At least he was honest.

“In any case, didn’t you say a deal’s a deal? You are a man of iron-clad principles, Shadrak. It’s a disappointment, but I shall have to console myself with using you as a test case for a trial of the Lich Lord’s magic. Just think: you’ll be aiding the advance of magical science.”

“No,” Shadrak cried, hoping he sounded convincing. He’d never been much of an actor. “I’ll do anything. Just don’t put bugs in my guts.”

“I’m sorry,” Arecagen said, “but I’m rather set on the idea now.”

“Please!” Shadrak squealed—he sounded a lot like Fargin, and though he was putting it on, he was starting to feel desperate. More than that, he had to admit he was scared.

“Please what?” Arecagen said.

“I’ll get the ring. I promise! I’ll bring it straight to you.”

“You expect me to believe that?”

“It’s true!” Shadrak sniveled. He even managed to force tears to spill down his cheeks. Dame Consilia would have been proud of him. “You said it yourself: I’m a man of iron-clad principles. I won’t betray you.”

“Spoken like a true homunculus. Ah, there it is.” Arecagen moved out of sight again, this time returning with his staff in one hand and the vellum page in the other.

Now Shadrak was sobbing like a jilted damsel in an Aeternam tragedy. “What can I do to convince you?”

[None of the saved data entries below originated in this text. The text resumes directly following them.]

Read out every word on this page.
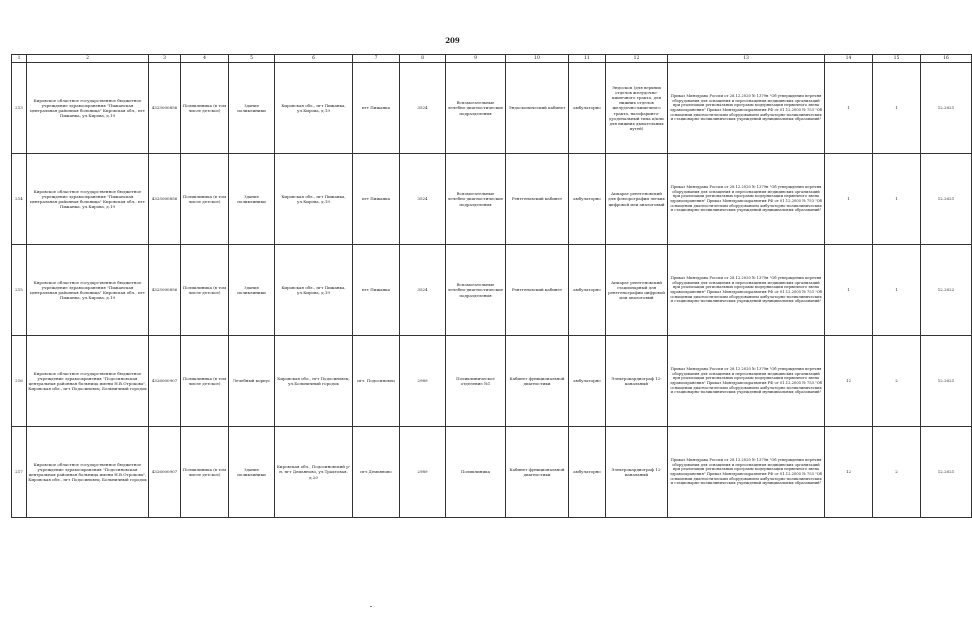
209
1	2	3	4	5	6	7	8	9	10	11	12	13	14	15	16
213	Кировское областное государственное бюджетное учреждение здравоохранения "Пижанская центральная районная больница" Кировская обл., пгт Пижанка, ул.Кирова, д.19	4325000856	Поликлиника (в том числе детское)	Здание поликлиники	Кировская обл., пгт Пижанка, ул.Кирова, д.19	пгт Пижанка	3524	Вспомогательные лечебно-диагностические подразделения	Эндоскопический кабинет	амбулаторно	Эндоскоп (для верхних отделов желудочно-кишечного тракта, для нижних отделов желудочно-кишечного тракта, назофаринго-дуоденальный типа и/или для нижних дыхательных путей)	Приказ Минздрава России от 28.12.2020 № 1379н "Об утверждении перечня оборудования для оснащения и переоснащения медицинских организаций при реализации региональных программ модернизации первичного звена здравоохранения" Приказ Минздравсоцразвития РФ от 01.12.2005 № 753 "Об оснащении диагностическим оборудованием амбулаторно-поликлинических и стационарно-поликлинических учреждений муниципальных образований"	1	1	12.2021
214	Кировское областное государственное бюджетное учреждение здравоохранения "Пижанская центральная районная больница" Кировская обл., пгт Пижанка, ул.Кирова, д.19	4325000856	Поликлиника (в том числе детское)	Здание поликлиники	Кировская обл., пгт Пижанка, ул.Кирова, д.19	пгт Пижанка	3524	Вспомогательные лечебно-диагностические подразделения	Рентгеновский кабинет	амбулаторно	Аппарат рентгеновский для флюорографии легких цифровой или аналоговый	Приказ Минздрава России от 28.12.2020 № 1379н "Об утверждении перечня оборудования для оснащения и переоснащения медицинских организаций при реализации региональных программ модернизации первичного звена здравоохранения" Приказ Минздравсоцразвития РФ от 01.12.2005 № 753 "Об оснащении диагностическим оборудованием амбулаторно-поликлинических и стационарно-поликлинических учреждений муниципальных образований"	1	1	12.2021
215	Кировское областное государственное бюджетное учреждение здравоохранения "Пижанская центральная районная больница" Кировская обл., пгт Пижанка, ул.Кирова, д.19	4325000856	Поликлиника (в том числе детское)	Здание поликлиники	Кировская обл., пгт Пижанка, ул.Кирова, д.19	пгт Пижанка	3524	Вспомогательные лечебно-диагностические подразделения	Рентгеновский кабинет	амбулаторно	Аппарат рентгеновский стационарный для рентгенографии цифровой или аналоговый	Приказ Минздрава России от 28.12.2020 № 1379н "Об утверждении перечня оборудования для оснащения и переоснащения медицинских организаций при реализации региональных программ модернизации первичного звена здравоохранения" Приказ Минздравсоцразвития РФ от 01.12.2005 № 753 "Об оснащении диагностическим оборудованием амбулаторно-поликлинических и стационарно-поликлинических учреждений муниципальных образований"	1	1	12.2022
216	Кировское областное государственное бюджетное учреждение здравоохранения "Подосиновская центральная районная больница имени Н.В.Отрокова", Кировская обл., пгт Подосиновец, Больничный городок	4326000907	Поликлиника (в том числе детское)	Лечебный корпус	Кировская обл., пгт Подосиновец, ул.Больничный городок	пгт. Подосиновец	2989	Поликлиническое отделение №1	Кабинет функциональной диагностики	амбулаторно	Электрокардиограф 12-канальный	Приказ Минздрава России от 28.12.2020 № 1379н "Об утверждении перечня оборудования для оснащения и переоснащения медицинских организаций при реализации региональных программ модернизации первичного звена здравоохранения" Приказ Минздравсоцразвития РФ от 01.12.2005 № 753 "Об оснащении диагностическим оборудованием амбулаторно-поликлинических и стационарно-поликлинических учреждений муниципальных образований"	12	2	12.2021
217	Кировское областное государственное бюджетное учреждение здравоохранения "Подосиновская центральная районная больница имени Н.В.Отрокова", Кировская обл., пгт Подосиновец, Больничный городок	4326000907	Поликлиника (в том числе детское)	Здание поликлиники	Кировская обл., Подосиновский р-н, пгт Демьяново, ул.Трактовая, д.20	пгт.Демьяново	2989	Поликлиника	Кабинет функциональной диагностики	амбулаторно	Электрокардиограф 12-канальный	Приказ Минздрава России от 28.12.2020 № 1379н "Об утверждении перечня оборудования для оснащения и переоснащения медицинских организаций при реализации региональных программ модернизации первичного звена здравоохранения" Приказ Минздравсоцразвития РФ от 01.12.2005 № 753 "Об оснащении диагностическим оборудованием амбулаторно-поликлинических и стационарно-поликлинических учреждений муниципальных образований"	12	2	12.2021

“Oh, you’ve already convinced me… that you can’t be trusted. There’s no need to use a truth detection spell; for a homunculus you really are a terrible liar. Aren’t you supposed to be so convincing that you end up believing your own lies? At least that’s what I was told about your kind. I had hoped you might see the sense of a partnership in this matter, but you know what they say: hope for the best, plan for the worst. Let me tell you what I’m prepared to do. I’ll go ahead with the spell as planned—”

Shadrak started to protest, and this time he wasn’t acting.

“But,” Arecagen said, cutting across him, “I will render the bore-grubs dormant for one week. Return with the ring during that time and I will dispel the magic. Fail to do so and you’ll experience cramps initially, then excruciating pain, and then…” He squinted at the handwritten notes. “It’s the original,” Arecagen enthused. “Blightey’s own handwriting. Ah, here it is: cramps, pain, internal bleeding, chills, spasms, and then the skin of your abdomen will begin to pucker. At that point paralysis usually sets in, and you’ll watch passively as the bore-grubs eat their way out of your stomach and start to consume you from the outside. It’s funny, but Blightey is so enthusiastic in his descriptions that I get quite caught up in them. What I would ordinarily find horrific, I now positively salivate over.”

“You don’t need to do this,” Shadrak said. “You can trust me.” And this time he meant it, although that made no sense, as all he really wanted to do was slice the shogger’s fruits off and feed them to him. Was that what Arecagen meant: that a homunculus intending to betray someone could believe in their own innocence, until the precise moment of the betrayal? Shadrak had never heard such a thing before, but then he’d spent most of his life not even knowing he was the spawn of the Demiurgos.

“Perhaps,” Arecagen said, “but I don’t need to.”

Powerless to move, Shadrak clamped his jaw shut and refused to cry out as the sorcerer rapped his staff three times on the floor and the air thrummed with unnatural energy.